Florian Bräunlich, “Safe Crash” (2020), Performance Sven-Ake Johansson, Porzellan, Holzpodest, Lack, Beckenständer, Standtrommel, Scheinwerfer, Foto: Maik Gräf.

Eine letzte Pause bevor das dritte Konzert beginnt. Mona Steinwidder singt, setzt Synthesizer und Klarinette ein, erzeugt Töne, lässt sie sich wiederholen. Es sind Klänge, die wie ein Bumerang zurückkehren, sich sanft auf die Ohren legen, anschwellen, abschwellen bis sie leiser werden und gänzlich verklingen. Unter dem Namen “Museum Of No Art” schafft sie akustische Visionen fernab von klassischen Bildern.

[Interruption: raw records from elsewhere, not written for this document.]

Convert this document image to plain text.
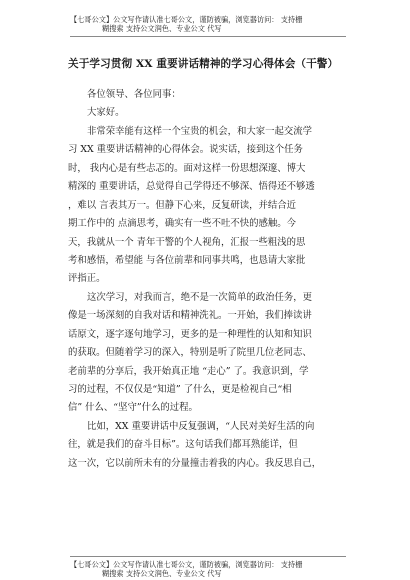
【七哥公文】公文写作请认准七哥公文，谨防被骗，浏览器访问： 支持栅
糊搜索 支持公文润色、专业公文 代写
关于学习贯彻 XX 重要讲话精神的学习心得体会（干警）
各位领导、各位同事：
大家好。
非常荣幸能有这样一个宝贵的机会，和大家一起交流学
习 XX 重要讲话精神的心得体会。说实话，接到这个任务
时， 我内心是有些忐忑的。面对这样一份思想深邃、博大
精深的 重要讲话，总觉得自己学得还不够深、悟得还不够透
，难以 言表其万一。但静下心来，反复研读，并结合近
期工作中的 点滴思考，确实有一些不吐不快的感触。今
天，我就从一个 青年干警的个人视角，汇报一些粗浅的思
考和感悟，希望能 与各位前辈和同事共鸣，也恳请大家批
评指正。
这次学习，对我而言，绝不是一次简单的政治任务，更
像是一场深刻的自我对话和精神洗礼。一开始，我们捧读讲
话原文，逐字逐句地学习，更多的是一种理性的认知和知识
的获取。但随着学习的深入，特别是听了院里几位老同志、
老前辈的分享后，我开始真正地 “走心” 了。我意识到，学
习的过程，不仅仅是“知道” 了什么，更是检视自己“相
信” 什么、“坚守”什么的过程。
比如，XX 重要讲话中反复强调，“人民对美好生活的向
往，就是我们的奋斗目标”。这句话我们都耳熟能详，但
这一次，它以前所未有的分量撞击着我的内心。我反思自己，
【七哥公文】公文写作请认准七哥公文，谨防被骗，浏览器访问： 支持栅
糊搜索 支持公文润色、专业公文 代写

Museum of No Art, Foto: Natalia Sidor.

was für künftige Besucher*innen der Ausstellung bleibt sind Relikte der Performances und Konzerte, die sich besichtigen lassen, aber auch skulpturale Objekte wie die Keramiken von Gesa Troch. Sie erinnern an Überbleibsel von Feuerwerkskörpern, leegeschossene Batterien, und erzeugen sogleich geräuschvolle Explosionen in den Köpfen der Betrachter*innen. Bei Betreten der Ausstellung werden diese aber zunächst von einer Wandarbeit von Hannah Weinberger empfangen, in der verschriftlichte Töne die Wände bedecken, ein langgezogenes Oh von einer rotierenden Lack-Dubplate abgespielt in der Ausstellungshalle erklingt. Weinberg widmet sich dabei der Onomatopoesie, der sprachlichen Lautmalerei und findet über 100 Worte, die den Klang der Sprache beschreiben. Das langgezogene Oh entstammt der Arbeit „OH“ von Saskia Senge aus dem Jahr 2012 und setzt sich aus den darauf enthaltenen Audiospuren „NULL“ und „OH“ zusammen. Je länger die Ausstellung läuft, desto undeutlicher sind die Worte abgrenzbar, fügen sie sich ineinander und werden nunmehr zu einem undeutlichen Rauschen.

Gesa Troch, “Cracker 1”, “Cracker 2”, beide 2017, Keramik, glasiert, Foto: Hubertus Huvermann.

„ton not. not ton“ ist Ausstellung, Performance und Konzert zugleich. Das Spiel mit dem Klang ist auch ein Spiel mit der Zeit, denn es gibt ein Davor, ein Währenddessen und ein Danach. Die akustischen Interventionen also sind vergänglich, allein die objekthaften Relikte zeugen von ihrer Existenz. Erfassen lassen sich die Werke ganz und gar sinnlich, nicht nur mit tastendem Auge, sondern auch mit empfindsamem Ohr. Eine Ausstellung wie eine synästhetische Versuchsanordnung, ein alchemistisches Experiment, das als immersives Raumerlebnis glückt.

WANN: Die Ausstellung „ton not. not ton“ läuft bis Sonntag, den 17. Oktober.
WO: Kunsthalle Münster, Hafenweg 28, 5. Stock, 48155 Münster.